No he didn't! In fact a woman had a pretty big part in creating HIM!

False title aside, Frankenstein Created Woman is an interesting addition to the Frankenstein film canon, but a bit too drawn out for its own good at times. I can appreciate doing something different for what is essentially part 4 of a series, but when it hits the hour mark before Frankenstein gets around to creating ANYTHING, let alone woman, you must forgive me for being a bit restless by then.

The reason is that there's a lot of story to fill in, as this is not another "monster gets resurrected and runs amok" movie. Hell, Frankenstein himself barely appears until all of the plot points have been introduced, as we spend most of our time with Hans, a nice enough lad who has the misfortune of being the son of a murderer. He's in love with the disfigured daughter of an innkeeper, and the three of them are harassed by a group of assholes, who kill the innkeeper at one point and pin the blame on Hans. After Hans' trial finds him guilty, he is guillotined, and then the girl drowns herself. At long last, Frankenstein has all the corpses he needs to pull off his new experiment, which involves transferring the soul to a whole body instead of "creating life" by stitching body parts together and zapping it.

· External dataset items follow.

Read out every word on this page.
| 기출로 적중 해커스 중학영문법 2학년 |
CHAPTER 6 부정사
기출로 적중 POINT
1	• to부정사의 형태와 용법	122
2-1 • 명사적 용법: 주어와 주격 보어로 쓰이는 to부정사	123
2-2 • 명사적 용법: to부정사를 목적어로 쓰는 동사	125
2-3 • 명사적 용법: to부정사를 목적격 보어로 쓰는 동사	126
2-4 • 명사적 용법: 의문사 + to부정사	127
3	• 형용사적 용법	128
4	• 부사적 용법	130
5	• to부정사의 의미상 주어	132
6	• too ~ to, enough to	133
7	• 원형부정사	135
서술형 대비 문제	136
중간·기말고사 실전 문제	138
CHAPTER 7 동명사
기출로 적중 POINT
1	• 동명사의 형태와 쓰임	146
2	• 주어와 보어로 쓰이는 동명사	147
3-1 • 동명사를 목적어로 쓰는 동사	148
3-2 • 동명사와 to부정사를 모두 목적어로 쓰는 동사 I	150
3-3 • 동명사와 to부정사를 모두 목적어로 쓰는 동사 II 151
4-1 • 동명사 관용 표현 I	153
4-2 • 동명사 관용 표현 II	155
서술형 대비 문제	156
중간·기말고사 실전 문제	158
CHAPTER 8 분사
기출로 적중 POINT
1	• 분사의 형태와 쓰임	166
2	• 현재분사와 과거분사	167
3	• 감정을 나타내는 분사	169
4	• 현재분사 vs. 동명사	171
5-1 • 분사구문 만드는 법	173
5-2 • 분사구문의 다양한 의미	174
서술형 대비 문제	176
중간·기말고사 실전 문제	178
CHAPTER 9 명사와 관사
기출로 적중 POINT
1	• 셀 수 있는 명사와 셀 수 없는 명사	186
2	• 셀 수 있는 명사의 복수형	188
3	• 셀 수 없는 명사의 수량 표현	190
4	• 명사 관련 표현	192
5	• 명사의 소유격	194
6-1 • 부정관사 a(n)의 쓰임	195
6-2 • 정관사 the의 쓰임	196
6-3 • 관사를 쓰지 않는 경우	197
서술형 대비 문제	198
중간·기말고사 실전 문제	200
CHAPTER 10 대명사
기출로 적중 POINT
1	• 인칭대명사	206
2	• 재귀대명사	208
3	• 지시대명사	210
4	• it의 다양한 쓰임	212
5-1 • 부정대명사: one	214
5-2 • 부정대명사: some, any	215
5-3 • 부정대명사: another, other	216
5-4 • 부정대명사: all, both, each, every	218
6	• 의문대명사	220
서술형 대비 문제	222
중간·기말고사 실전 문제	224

Note - I think Wes Craven saw this one. Overlong setup plus soul transference? That's exactly how one can describe Shocker!

Anyway, once Christina is resurrected with Hans' soul, it becomes a more traditional revenge/horror film, with her going around and getting even with the three asshole guys, under Hans' control. But by then the movie is almost over, and since the guys are wholly terrible human beings, it's not particularly engaging - go ahead and kill the jerks. Plus, since she has no control, she's not getting revenge on the guys that killed her father - Hans is getting revenge for his own death. So it's not an entirely successful revenge story either; it would have been more interesting if they had different goals in mind (i.e. Hans wanting to go after the police/lawyers involved in his trial, Christina wanting to go after the three guys that killed her father) and wrestled for control.

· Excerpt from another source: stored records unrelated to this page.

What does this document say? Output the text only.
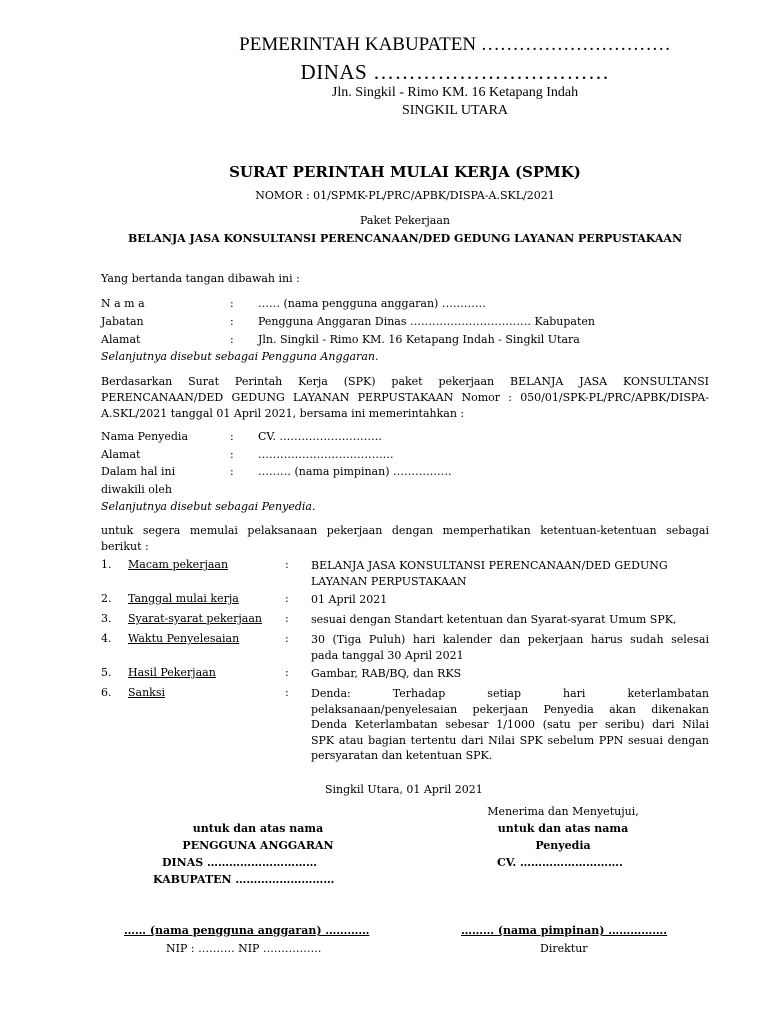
PEMERINTAH KABUPATEN …………………………
DINAS ……………………………
Jln. Singkil - Rimo KM. 16 Ketapang Indah
SINGKIL UTARA
SURAT PERINTAH MULAI KERJA (SPMK)
NOMOR : 01/SPMK-PL/PRC/APBK/DISPA-A.SKL/2021
Paket Pekerjaan
BELANJA JASA KONSULTANSI PERENCANAAN/DED GEDUNG LAYANAN PERPUSTAKAAN
Yang bertanda tangan dibawah ini :
N a m a	: …… (nama pengguna anggaran) …………
Jabatan	: Pengguna Anggaran Dinas …………………………… Kabupaten
Alamat	: Jln. Singkil - Rimo KM. 16 Ketapang Indah - Singkil Utara
Selanjutnya disebut sebagai Pengguna Anggaran.
Berdasarkan Surat Perintah Kerja (SPK) paket pekerjaan BELANJA JASA KONSULTANSI
PERENCANAAN/DED GEDUNG LAYANAN PERPUSTAKAAN Nomor : 050/01/SPK-PL/PRC/APBK/DISPA-
A.SKL/2021 tanggal 01 April 2021, bersama ini memerintahkan :
Nama Penyedia	: CV. ……………………….
Alamat	: ……………………………….
Dalam hal ini	: ……… (nama pimpinan) …………….
diwakili oleh
Selanjutnya disebut sebagai Penyedia.
untuk segera memulai pelaksanaan pekerjaan dengan memperhatikan ketentuan-ketentuan sebagai
berikut :
1. Macam pekerjaan	: BELANJA JASA KONSULTANSI PERENCANAAN/DED GEDUNG
LAYANAN PERPUSTAKAAN
2. Tanggal mulai kerja	: 01 April 2021
3. Syarat-syarat pekerjaan : sesuai dengan Standart ketentuan dan Syarat-syarat Umum SPK,
4. Waktu Penyelesaian	: 30 (Tiga Puluh) hari kalender dan pekerjaan harus sudah selesai
pada tanggal 30 April 2021
5. Hasil Pekerjaan	: Gambar, RAB/BQ, dan RKS
6. Sanksi	: Denda: Terhadap setiap hari keterlambatan
pelaksanaan/penyelesaian pekerjaan Penyedia akan dikenakan
Denda Keterlambatan sebesar 1/1000 (satu per seribu) dari Nilai
SPK atau bagian tertentu dari Nilai SPK sebelum PPN sesuai dengan
persyaratan dan ketentuan SPK.
Singkil Utara, 01 April 2021
Menerima dan Menyetujui,
untuk dan atas nama
Penyedia
CV. ……………………….
untuk dan atas nama
PENGGUNA ANGGARAN
DINAS …………………………
KABUPATEN ………………………
…… (nama pengguna anggaran) …………
NIP : ………. NIP …………….
……… (nama pimpinan) …………….
Direktur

Don't get me wrong, I liked the film, because I dug the concept and fresh approach - I just wish it was executed better (with 49,000 Frankenstein movies in the world, why is no one remaking THIS?). There's still a lot to like, in particular Cushing, who seems refreshed at doing something different and adds a bit of humor to the proceedings. I loved his appearance at the trial, oblivious to being mocked about his 'mystical' ways and thumbing through the Bible almost sarcastically. I was also tickled by the way Christina saw Hans' execution - she's riding in a coach with another lady who demands to see the execution once she learns that one is about to occur - you got a sick idea of entertainment, lady. It's almost like when a father is driving and sees fireworks off in the distance and one of the kids starts demanding him to go out of his way so he/she can get a better look.

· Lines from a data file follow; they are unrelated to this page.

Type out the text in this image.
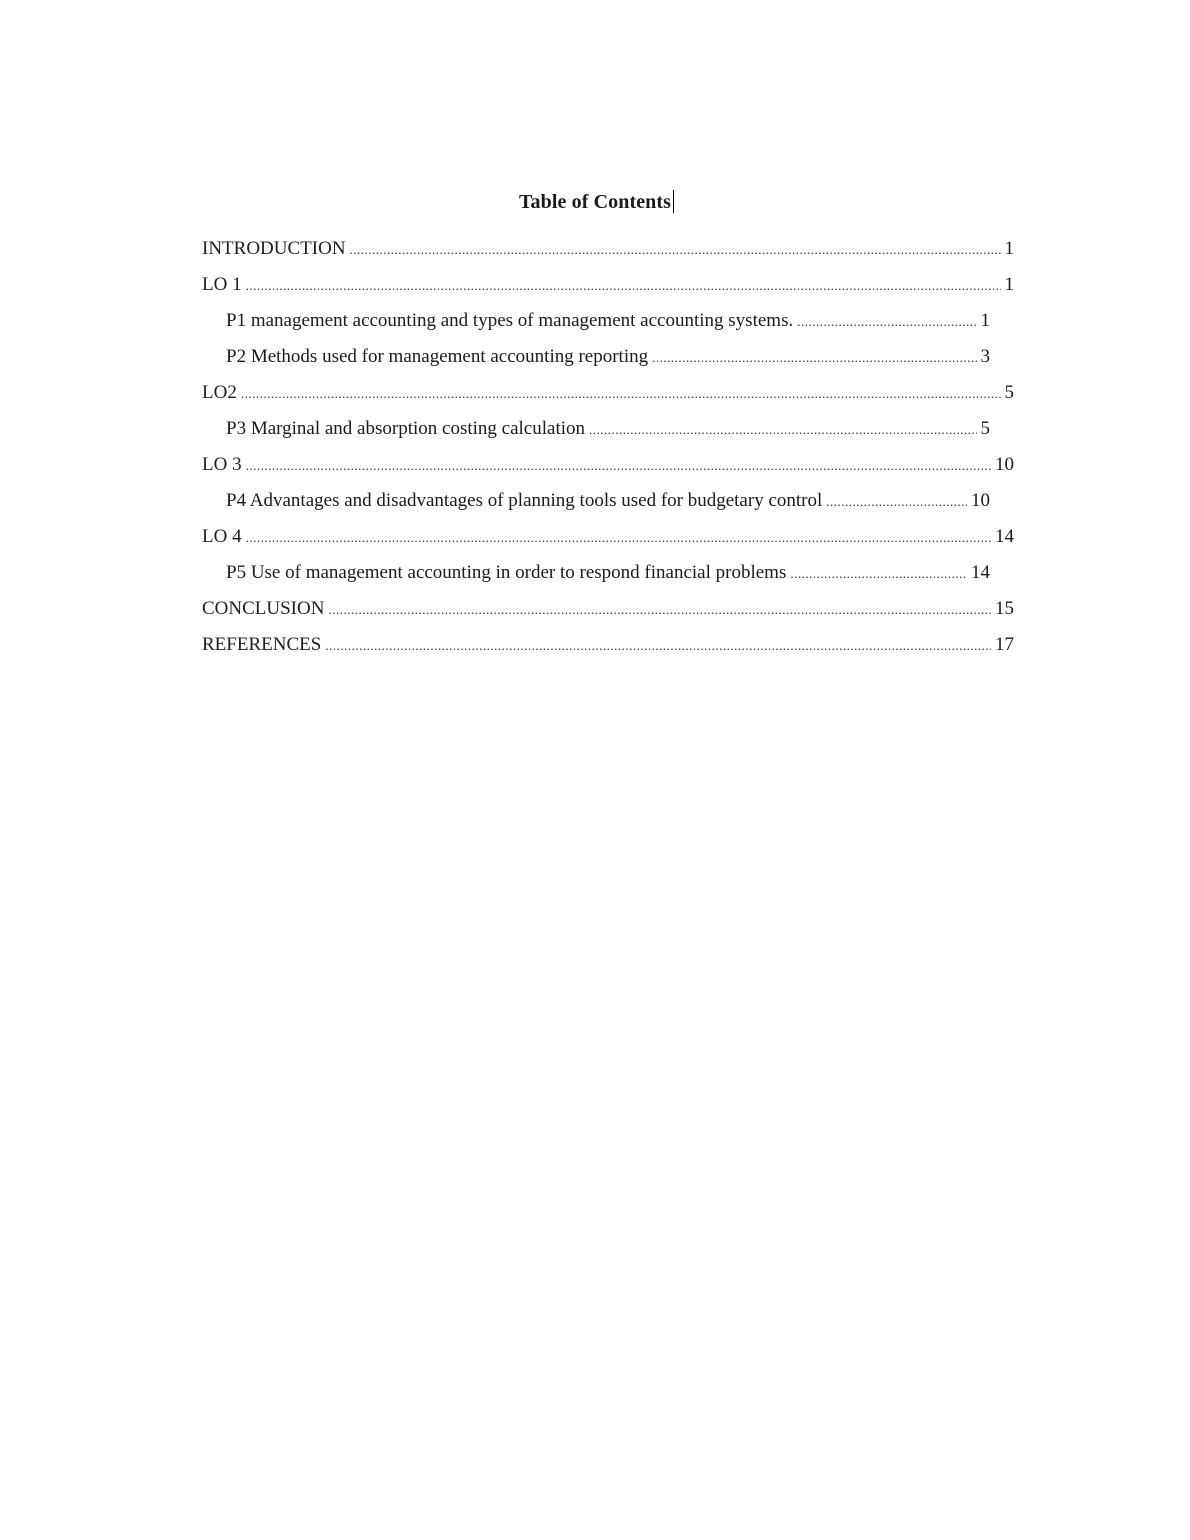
Table of Contents
INTRODUCTION .....	1
LO 1 .....	1
P1 management accounting and types of management accounting systems. .....	1
P2 Methods used for management accounting reporting .....	3
LO2 .....	5
P3 Marginal and absorption costing calculation .....	5
LO 3 .....	10
P4 Advantages and disadvantages of planning tools used for budgetary control .....	10
LO 4 .....	14
P5 Use of management accounting in order to respond financial problems .....	14
CONCLUSION .....	15
REFERENCES .....	17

I also enjoyed Hans' fight with the three jerks at the beginning of the film, because he really holds his own against them for a while (I suspect that they realized how slow the film was in its 2nd act and thus decided to let the fight go as long as possible). It's a bit clunky, but they really smash up the place and constantly go back for more; it's the They Live of Hammer barfights.

Speaking of Hammer, this one has one of the all time best 'Hammer Endings', where the credits roll as soon as the last person dies without any sort of epilogue or final words from its protagonist. What makes it special is that Cushing/Frankenstein watches Christina jump to her death (again), and then he just sort of nods and walks off as the credits start to roll. No remorse, no attempt to help, nothing. Just another day for good ol' Victor; off to the pub then, cheerio.

Unusual for one of these DVDs, there's actually a bonus feature, in which Oliver Reed (seemingly sober!) narrates a history of the Hammer Frankenstein films. He doesn't provide much insight beyond basic director/year of release information, and I don't see much use in it (if you have seen the films you won't learn anything, if you haven't then you will be spoiling their surprises), but it's a nice effort. Beats the usual text writeup anyway. Plus Reed probably got some booze out of it one way or another, so win win.

What say you?


  1. Towards the bottom of the Hammer Frankenstein films, though "film historians" would have you think otherwise. Good review.

  2. Apparently it's one of Scorsese's favorites.

    I like the movie, but it's one I respect more than actually enjoy. There's some heady metaphysics in the middle of a Hammer Frankenstein film and it's handsomely shot. If only the basic horror elements were better.

    By my count, you have two of Hammer's best Frankenstein movies left, Revenge of Frankenstein and Frankenstein Must Be Destroyed. I'm looking forward to those reviews.